A letter from Spain awaited a reply. Disturbed sleep was the first toll it exacted from the lazy woman who had received it. The second was that her waking hours had begun to mirror her nights—as days bled into weeks and weeks shamefully into months, yet not a single line had been written in answer.
When would that blessed day arrive—free of all worldly demands, suffused with peace—when at last the letter could be written?
Such a day came at last, and the fortunate housewife settled herself with pen and paper.
How had it happened? She had risen early, gulped her breakfast, dispatched the children to school, sent her husband off to work, and hurried the cook to market. Now, seated at her desk, she drew a deep breath and plunged into the depths of letter writing.
But alas! She had reckoned without the milkman, the electrician, and the spice seller. Not one of them.
She had barely uncapped her pen when the first bell rang. The doorbell or the telephone? The doorbell, as it turned out. "Madam, would you care for the finest bed covers or the most adorable pillowcases, freshly arrived from...?" "No, thank you." The door closed, and back she went to her desk. She was halfway through the address when the bell's shrill cry summoned her to the door again.
The egg vendor stood there, basket in one hand, notebook and pencil in the other. There was no getting the usual quantity at the usual price—an unprecedented flood had disrupted everything. "Very well, very well." She accepted what was offered and hurried back to her letter.
The address was done, the opening words begun, when the bell's insistent jangle drew her to the door once more, as if by invisible threads. It was the laundryman, weighted down by a month's accumulation of washing, his shoulders bent beneath the burden. Goodbye to letter writing for at least a quarter hour. The endless rains and temperamental sunshine were the culprits. "Yes, yes!" She took his explanation at face value and sent him off with the soiled bundle.
There, the opening paragraph had closed; now for the next. But the infernal bell rang once more. This time it was the milkman. She rushed to the kitchen for the pots, rushed back, and put the milk on the oven to boil. She succeeded in writing three lines before the milk took its final boiling.

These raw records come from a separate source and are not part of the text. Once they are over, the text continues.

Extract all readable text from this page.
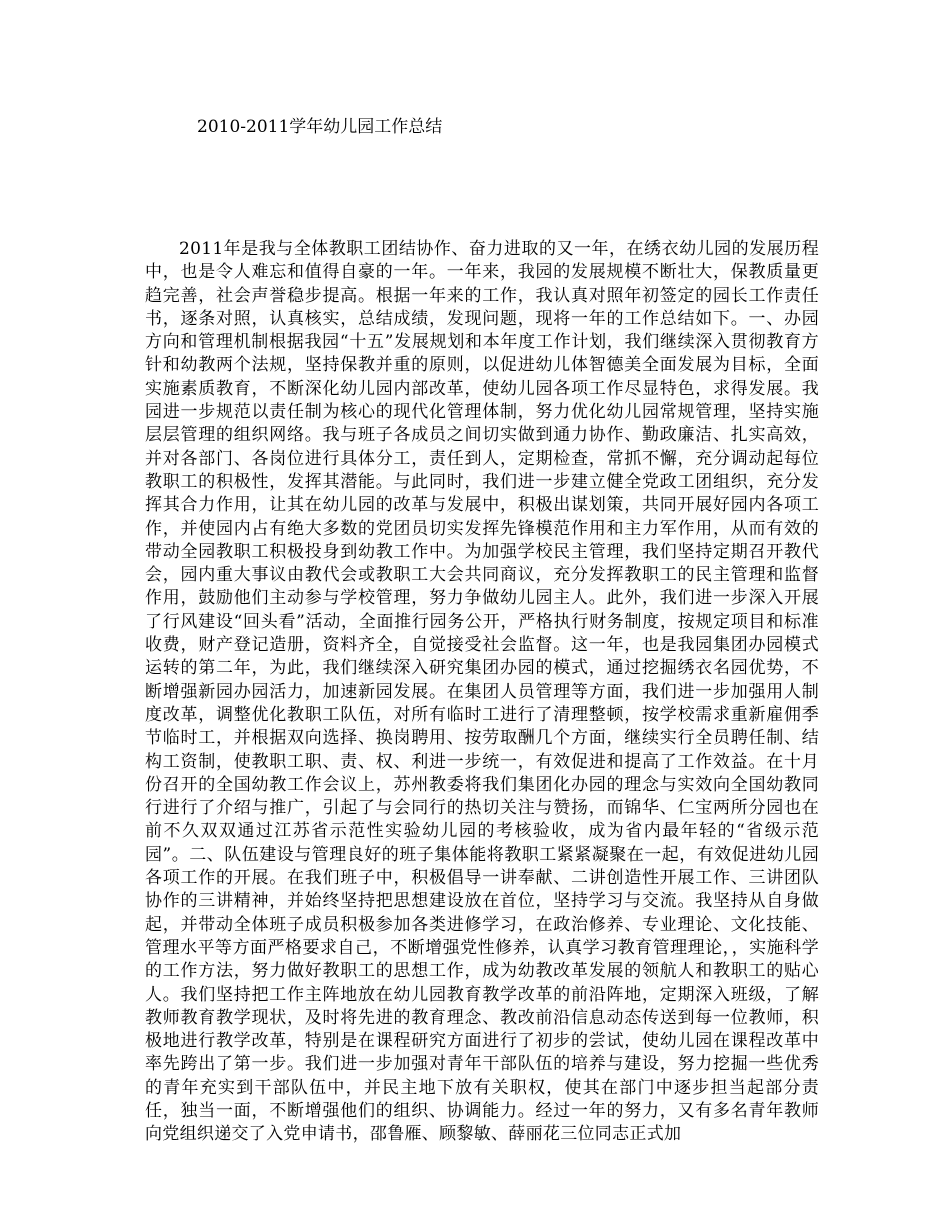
2010-2011学年幼儿园工作总结

2011年是我与全体教职工团结协作、奋力进取的又一年，在绣衣幼儿园的发展历程中，也是令人难忘和值得自豪的一年。一年来，我园的发展规模不断壮大，保教质量更趋完善，社会声誉稳步提高。根据一年来的工作，我认真对照年初签定的园长工作责任书，逐条对照，认真核实，总结成绩，发现问题，现将一年的工作总结如下。一、办园方向和管理机制根据我园“十五”发展规划和本年度工作计划，我们继续深入贯彻教育方针和幼教两个法规，坚持保教并重的原则，以促进幼儿体智德美全面发展为目标，全面实施素质教育，不断深化幼儿园内部改革，使幼儿园各项工作尽显特色，求得发展。我园进一步规范以责任制为核心的现代化管理体制，努力优化幼儿园常规管理，坚持实施层层管理的组织网络。我与班子各成员之间切实做到通力协作、勤政廉洁、扎实高效，并对各部门、各岗位进行具体分工，责任到人，定期检查，常抓不懈，充分调动起每位教职工的积极性，发挥其潜能。与此同时，我们进一步建立健全党政工团组织，充分发挥其合力作用，让其在幼儿园的改革与发展中，积极出谋划策，共同开展好园内各项工作，并使园内占有绝大多数的党团员切实发挥先锋模范作用和主力军作用，从而有效的带动全园教职工积极投身到幼教工作中。为加强学校民主管理，我们坚持定期召开教代会，园内重大事议由教代会或教职工大会共同商议，充分发挥教职工的民主管理和监督作用，鼓励他们主动参与学校管理，努力争做幼儿园主人。此外，我们进一步深入开展了行风建设“回头看”活动，全面推行园务公开，严格执行财务制度，按规定项目和标准收费，财产登记造册，资料齐全，自觉接受社会监督。这一年，也是我园集团办园模式运转的第二年，为此，我们继续深入研究集团办园的模式，通过挖掘绣衣名园优势，不断增强新园办园活力，加速新园发展。在集团人员管理等方面，我们进一步加强用人制度改革，调整优化教职工队伍，对所有临时工进行了清理整顿，按学校需求重新雇佣季节临时工，并根据双向选择、换岗聘用、按劳取酬几个方面，继续实行全员聘任制、结构工资制，使教职工职、责、权、利进一步统一，有效促进和提高了工作效益。在十月份召开的全国幼教工作会议上，苏州教委将我们集团化办园的理念与实效向全国幼教同行进行了介绍与推广，引起了与会同行的热切关注与赞扬，而锦华、仁宝两所分园也在前不久双双通过江苏省示范性实验幼儿园的考核验收，成为省内最年轻的“省级示范园”。二、队伍建设与管理良好的班子集体能将教职工紧紧凝聚在一起，有效促进幼儿园各项工作的开展。在我们班子中，积极倡导一讲奉献、二讲创造性开展工作、三讲团队协作的三讲精神，并始终坚持把思想建设放在首位，坚持学习与交流。我坚持从自身做起，并带动全体班子成员积极参加各类进修学习，在政治修养、专业理论、文化技能、管理水平等方面严格要求自己，不断增强党性修养，认真学习教育管理理论，，实施科学的工作方法，努力做好教职工的思想工作，成为幼教改革发展的领航人和教职工的贴心人。我们坚持把工作主阵地放在幼儿园教育教学改革的前沿阵地，定期深入班级，了解教师教育教学现状，及时将先进的教育理念、教改前沿信息动态传送到每一位教师，积极地进行教学改革，特别是在课程研究方面进行了初步的尝试，使幼儿园在课程改革中率先跨出了第一步。我们进一步加强对青年干部队伍的培养与建设，努力挖掘一些优秀的青年充实到干部队伍中，并民主地下放有关职权，使其在部门中逐步担当起部分责任，独当一面，不断增强他们的组织、协调能力。经过一年的努力，又有多名青年教师向党组织递交了入党申请书，邵鲁雁、顾黎敏、薛丽花三位同志正式加
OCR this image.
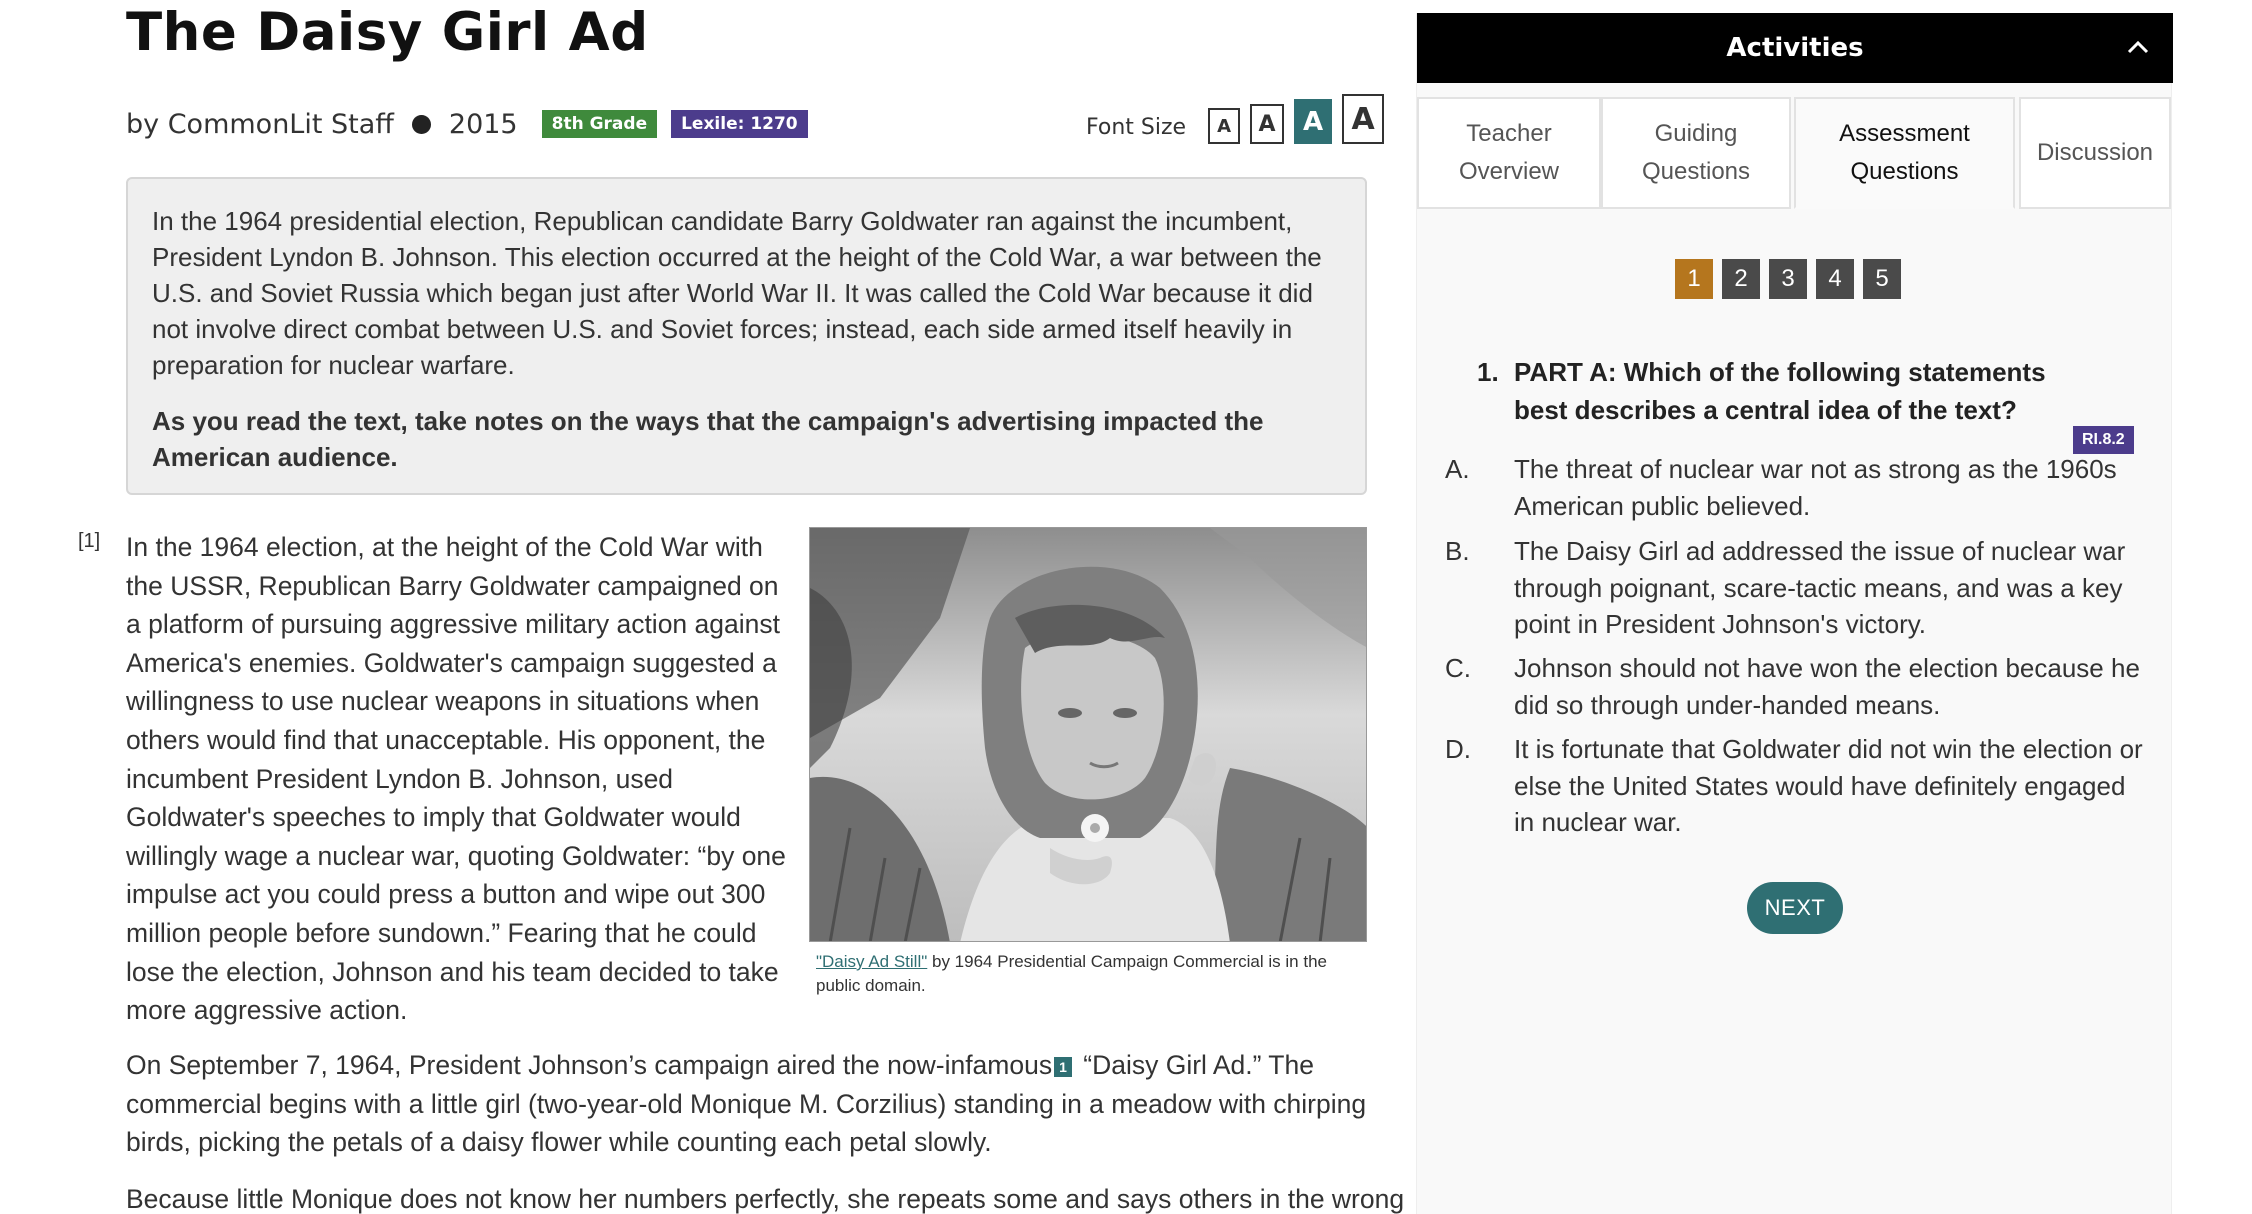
The Daisy Girl Ad
by CommonLit Staff 2015	8th Grade	Lexile: 1270	Font Size	A	A	A A

In the 1964 presidential election, Republican candidate Barry Goldwater ran against the incumbent, President Lyndon B. Johnson. This election occurred at the height of the Cold War, a war between the U.S. and Soviet Russia which began just after World War II. It was called the Cold War because it did not involve direct combat between U.S. and Soviet forces; instead, each side armed itself heavily in preparation for nuclear warfare.

As you read the text, take notes on the ways that the campaign's advertising impacted the American audience.

[1] In the 1964 election, at the height of the Cold War with the USSR, Republican Barry Goldwater campaigned on a platform of pursuing aggressive military action against America's enemies. Goldwater's campaign suggested a willingness to use nuclear weapons in situations when others would find that unacceptable. His opponent, the incumbent President Lyndon B. Johnson, used Goldwater's speeches to imply that Goldwater would willingly wage a nuclear war, quoting Goldwater: “by one impulse act you could press a button and wipe out 300 million people before sundown.” Fearing that he could lose the election, Johnson and his team decided to take more aggressive action.

"Daisy Ad Still" by 1964 Presidential Campaign Commercial is in the public domain.

On September 7, 1964, President Johnson’s campaign aired the now-infamous 1 “Daisy Girl Ad.” The commercial begins with a little girl (two-year-old Monique M. Corzilius) standing in a meadow with chirping birds, picking the petals of a daisy flower while counting each petal slowly.

Because little Monique does not know her numbers perfectly, she repeats some and says others in the wrong

Activities
Teacher
Overview
Guiding
Questions
Assessment
Questions
Discussion
1	2	3	4	5
1. PART A: Which of the following statements best describes a central idea of the text?
RI.8.2
A.	The threat of nuclear war not as strong as the 1960s American public believed.
B.	The Daisy Girl ad addressed the issue of nuclear war through poignant, scare-tactic means, and was a key point in President Johnson's victory.
C.	Johnson should not have won the election because he did so through under-handed means.
D.	It is fortunate that Goldwater did not win the election or else the United States would have definitely engaged in nuclear war.
NEXT
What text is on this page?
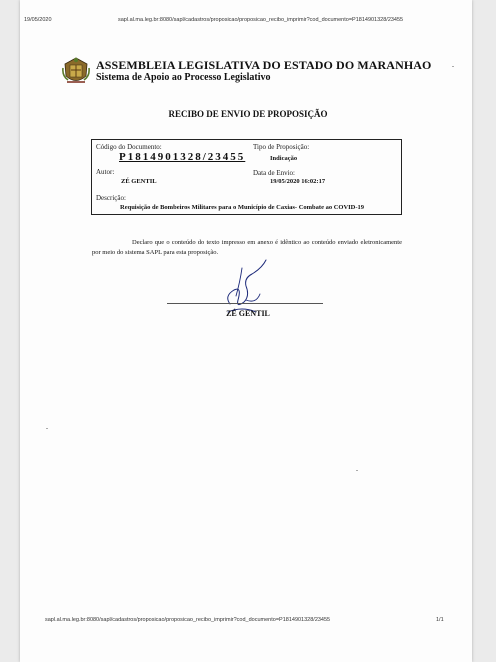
19/05/2020	sapl.al.ma.leg.br:8080/sapl/cadastros/proposicao/proposicao_recibo_imprimir?cod_documento=P1814901328/23455
ASSEMBLEIA LEGISLATIVA DO ESTADO DO MARANHAO
Sistema de Apoio ao Processo Legislativo
RECIBO DE ENVIO DE PROPOSIÇÃO
Código do Documento:
P1814901328/23455
Tipo de Proposição:
Indicação
Autor:
ZÉ GENTIL
Data de Envio:
19/05/2020 16:02:17
Descrição:
Requisição de Bombeiros Militares para o Município de Caxias- Combate ao COVID-19
Declaro que o conteúdo do texto impresso em anexo é idêntico ao conteúdo enviado eletronicamente por meio do sistema SAPL para esta proposição.
ZÉ GENTIL
sapl.al.ma.leg.br:8080/sapl/cadastros/proposicao/proposicao_recibo_imprimir?cod_documento=P1814901328/23455	1/1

Back to the letter. Who was it that invented the doorbell? May the wrath of letter-writers not fall on him! It was the electrician who came to check the new wiring. "But thanks, it is really not bad and would last three years at least." With this assurance to her, he leaves, shaking his head doubtfully.
On his heels came the hawker of powdered spices with excellent pickles in his bag. They were too tempting to be refused. So the bottled pickles went into the larder and solid money into the vendor's purse.
Next, the bell announced and admitted the part-timer to wash up the soiled plates of the breakfast table, broom the rooms, and grind the spices. The letter-writer heaved a sigh of relief and, with instructions to her to answer the future calls of the bell, came back to her letter.
What! The bell ringing again? Yes. Ah! The maid will answer it. But, oh no, it was the newspaper man who wanted immediate payment of the bill, if possible. Sure, why not? That done, she takes up the letter where she had left off.
This time it was the telephone bell. Who was at the other end? A friend inviting the harassed housewife and her spouse to dinner that evening. "Righto!" Invitation accepted with thanks.
The letter was nearing completion when the cook turned up and turned his nose at his mistress's attempt at letter-writing, as she was refusing to take accounts, which, to his experienced mind, already appeared piling up.
With him in the kitchen and orders to answer the bell, the mistress settled down to concluding her letter. The hands of the clock were pointing precariously to the hour when the children would be back from their morning school. There! The familiar sound of pattering shoes across the gravel, and the next instant, the dear little mites burst into the room like miniature hurricanes.
Well, well, the conclusion would have to wait till she had helped them change and be seen to their lunch. When done, they were commanded to their afternoon nap. A Herculean task indeed!
The eternal letter was duly signed, sealed, and awaiting postage. But alack and alas! That auspicious hour never came, as the letter performed a marvelous disappearing trick. To this day, the writer cannot say whether the earth swallowed it up or whether the sky devoured it, but the fact remains that the letter, like 'Belinda's lock of hair,' vanished into thin air!